After an hour, the bus returned. They’d had to change a tire that looked as if it were going bad. Prevention is not a Latin concept. It has never crossed the minds of the people who run the bus companies to inspect the buses and do any necessary maintenance before the buses leave the stations. (Leaving the station with a full tank of gas is not a priority either, I discovered.)
With relief, I climbed back up and tried to sleep. I was unsuccessful. Every half hour, we stopped to take on or discharge passengers. This is not a complicated process in normal places, but on this bus, the aisles happened to be filled with sleeping children, so the moving passengers had to step over them. In the aisle next to me was a group of three kids. To step over them was a maneuver that carried a difficulty rating of fourteen. But no one ever said anything -- just climbed all over the people sitting in the seats next to the kids to avoid disturbing sleeping children. As if it were hard for children to sleep.
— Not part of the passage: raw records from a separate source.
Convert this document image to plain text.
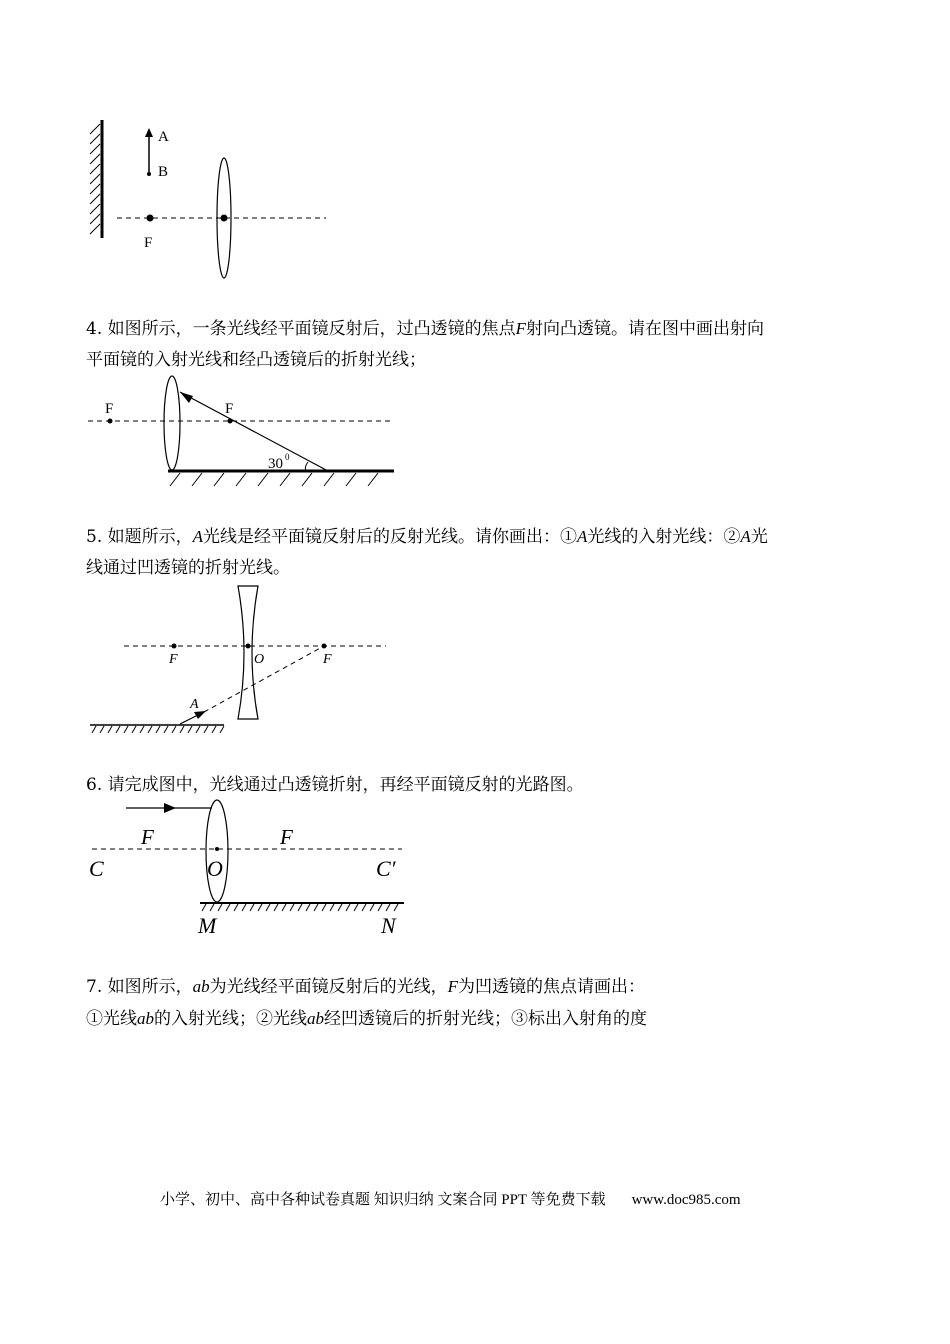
A
B
F
4. 如图所示，一条光线经平面镜反射后，过凸透镜的焦点F射向凸透镜。请在图中画出射向
平面镜的入射光线和经凸透镜后的折射光线；
F	F
30 0
5. 如题所示，A光线是经平面镜反射后的反射光线。请你画出：①A光线的入射光线：②A光
线通过凹透镜的折射光线。
F	O	F
A
6. 请完成图中，光线通过凸透镜折射，再经平面镜反射的光路图。
F	F
C	O	C′
M	N
7. 如图所示，ab为光线经平面镜反射后的光线，F为凹透镜的焦点请画出：
①光线ab的入射光线；②光线ab经凹透镜后的折射光线；③标出入射角的度
小学、初中、高中各种试卷真题 知识归纳 文案合同 PPT 等免费下载 www.doc985.com
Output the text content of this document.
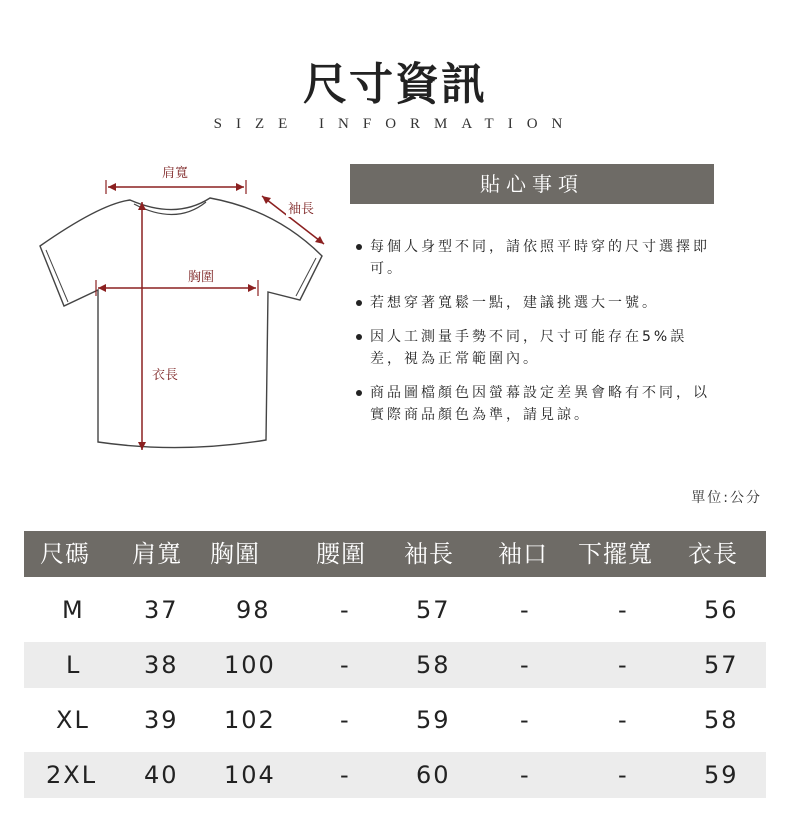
尺寸資訊
SIZE INFORMATION
肩寬
袖長
胸圍
衣長
貼心事項
每個人身型不同，請依照平時穿的尺寸選擇即可。
若想穿著寬鬆一點，建議挑選大一號。
因人工測量手勢不同，尺寸可能存在5%誤差，視為正常範圍內。
商品圖檔顏色因螢幕設定差異會略有不同，以實際商品顏色為準，請見諒。
單位:公分
尺碼 肩寬 胸圍 腰圍 袖長 袖口 下擺寬 衣長
M 37 98	-	57	-	-	56
L	38 100	-	58	-	-	57
XL 39 102	-	59	-	-	58
2XL 40 104	-	60	-	-	59
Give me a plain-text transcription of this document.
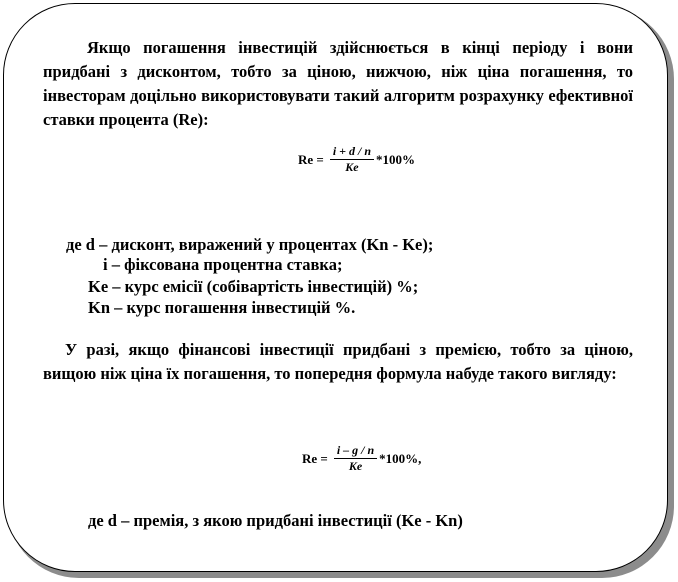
Якщо погашення інвестицій здійснюється в кінці періоду і вони придбані з дисконтом, тобто за ціною, нижчою, ніж ціна погашення, то інвесторам доцільно використовувати такий алгоритм розрахунку ефективної ставки процента (Re):
$Re = \frac{i + d / n}{Ke} *100\%$
де d – дисконт, виражений у процентах (Kn - Ke);
i – фіксована процентна ставка;
Ke – курс емісії (собівартість інвестицій) %;
Kn – курс погашення інвестицій %.
У разі, якщо фінансові інвестиції придбані з премією, тобто за ціною, вищою ніж ціна їх погашення, то попередня формула набуде такого вигляду:
$Re = \frac{i - g / n}{Ke} *100\%$,
де d – премія, з якою придбані інвестиції (Ke - Kn)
We had to stop for two drug inspections. All passengers had to get off the bus while Bolivian soldiers clutching submachine guns poked every cranny and inspected all the luggage. If you are caught with the smallest amount of drugs in Bolivia, you are thrown in jail and are not released until the trial, appellate, and supreme courts have found you innocent. You stay in jail the whole time. Bail is not an option. The proceedings can take years. (This law was written under pressure from the U.S. There is a Spanish woman who has been prison in Cochabamba for drug possession for two years already. She’s been found innocent twice and is waiting for the Supreme Court to hear her case. Had she been found guilty, she would have already been deported to Spain.)
We arrived in Cochabamba at 4:30 a.m. At 4:30 a.m., the bus station is not open and the public transportation isn’t running. Unless you already have a place to stay in Cochabamba, you’re stuck. You can’t take a bus to find a hostel and you can’t sit in the station to wait until six, when the local buses start. We weren’t the only bus sitting in the parking lot waiting for the station to open. This situation is not unique to Cochabamba -- I found it in every Bolivian city. I still haven’t figured out the logic behind this strategy. I even interrogated several ticket agents, asking why the buses didn’t leave a little later in the day so they’d arrive after dawn. Or, barring that, why not open the bus station when the buses arrive? No one could give me a satisfactory answer.
The bus driver was kind enough to let me stay on the bus until the terminal opened. I huddled in the corner of the seat, trying to reduce my surface area. I was freezing and finally realized why everyone else had brought blankets with them (they weren’t just fashion accessories, apparently). Cochabamba is in the mountains, and although it has a lovely dry warm climate during the day, at night the temperature plummets.